Two common approaches for tuning hyperparameters are grid search and random search. For both approaches, the first step is to define the search space, i.e., the range of hyperparameter settings you would like to explore. Grid search consists of an exhaustive search over all hyperparameter settings in the search space. In a random search, on the other hand, hyperparameters are randomly sampled from the search space. A random search procedure is particularly useful when hyperparameters can take continuous values, such as the cost parameter of a support vector machine. In these cases, a random search procedure is known to outperform grid search (at least in theory).

../../_images/modelselection_0_4.png

Fig. 3 An overview of the required components and steps of a grid search procedure.1#

In scikit-learn, grid search and random search are implemented in sklearn.model_selection.GridSearchCV and sklearn.model_selection.RandomizedSearchCV respectively.

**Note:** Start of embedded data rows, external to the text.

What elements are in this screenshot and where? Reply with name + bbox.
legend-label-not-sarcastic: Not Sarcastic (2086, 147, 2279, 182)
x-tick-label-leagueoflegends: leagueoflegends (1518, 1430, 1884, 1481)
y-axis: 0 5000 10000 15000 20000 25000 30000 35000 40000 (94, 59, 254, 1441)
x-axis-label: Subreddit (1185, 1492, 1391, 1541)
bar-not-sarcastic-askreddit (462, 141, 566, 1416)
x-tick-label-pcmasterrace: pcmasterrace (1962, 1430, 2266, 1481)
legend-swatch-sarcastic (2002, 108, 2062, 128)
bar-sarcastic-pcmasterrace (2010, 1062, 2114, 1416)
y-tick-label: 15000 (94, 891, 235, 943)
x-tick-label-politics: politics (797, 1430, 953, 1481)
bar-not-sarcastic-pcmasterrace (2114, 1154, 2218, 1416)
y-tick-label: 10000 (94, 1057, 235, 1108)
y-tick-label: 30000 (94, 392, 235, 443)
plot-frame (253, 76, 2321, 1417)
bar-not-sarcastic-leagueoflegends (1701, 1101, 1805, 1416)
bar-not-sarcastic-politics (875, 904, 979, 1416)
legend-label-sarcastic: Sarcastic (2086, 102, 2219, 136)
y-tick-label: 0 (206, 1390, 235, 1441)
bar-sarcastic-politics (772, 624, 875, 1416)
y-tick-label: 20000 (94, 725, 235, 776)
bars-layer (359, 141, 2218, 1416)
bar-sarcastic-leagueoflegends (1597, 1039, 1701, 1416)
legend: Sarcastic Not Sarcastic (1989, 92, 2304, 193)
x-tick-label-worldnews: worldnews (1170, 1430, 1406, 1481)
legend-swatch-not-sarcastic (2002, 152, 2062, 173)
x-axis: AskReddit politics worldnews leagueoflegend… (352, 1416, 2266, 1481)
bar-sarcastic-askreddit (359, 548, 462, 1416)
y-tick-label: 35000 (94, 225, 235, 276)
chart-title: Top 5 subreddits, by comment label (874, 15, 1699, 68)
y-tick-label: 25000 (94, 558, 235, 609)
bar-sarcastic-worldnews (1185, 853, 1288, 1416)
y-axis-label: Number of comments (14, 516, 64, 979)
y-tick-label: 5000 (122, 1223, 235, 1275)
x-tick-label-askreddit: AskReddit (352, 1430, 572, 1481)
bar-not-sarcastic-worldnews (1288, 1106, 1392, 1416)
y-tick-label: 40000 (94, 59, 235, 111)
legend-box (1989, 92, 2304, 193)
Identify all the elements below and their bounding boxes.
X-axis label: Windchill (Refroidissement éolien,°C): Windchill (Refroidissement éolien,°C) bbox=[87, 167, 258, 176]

Below you can find an example of a grid search over several values of the regularization parameter C of logistic regression, using a 3-fold cross validation.

from sklearn.model_selection import GridSearchCV
import pandas as pd

# we want to try different values for the regularization parameter C
param_grid = {'C' : [0.001, 0.01, 0.1, 1]}
clf = LogisticRegression()
kf = KFold(n_splits=3)

# define grid search
gs = GridSearchCV(
  estimator=clf,
  param_grid=param_grid,
  scoring=None, # use default scorer of LR (accuracy)
  refit=True,
  cv=kf,
)

# fit model
gs.fit(X_train, y_train)

# view cross-validation results
display(pd.DataFrame(gs.cv_results_)[['param_C', 'mean_test_score', 'std_test_score']])
print('best parameter: {}'.format(gs.best_params_))

# view test set result
print('test set accuracy: {:.2f}'.format(gs.score(X_test, y_test)))
param_C mean_test_score std_test_score
0 0.001 0.597816 0.124481
1 0.01 0.734568 0.165865
2 0.1 0.799620 0.064185
3 1 0.811966 0.033790
best parameter: {'C': 1}
test set accuracy: 0.75
1(1,2,3)

These figures were generated using the mglearn package.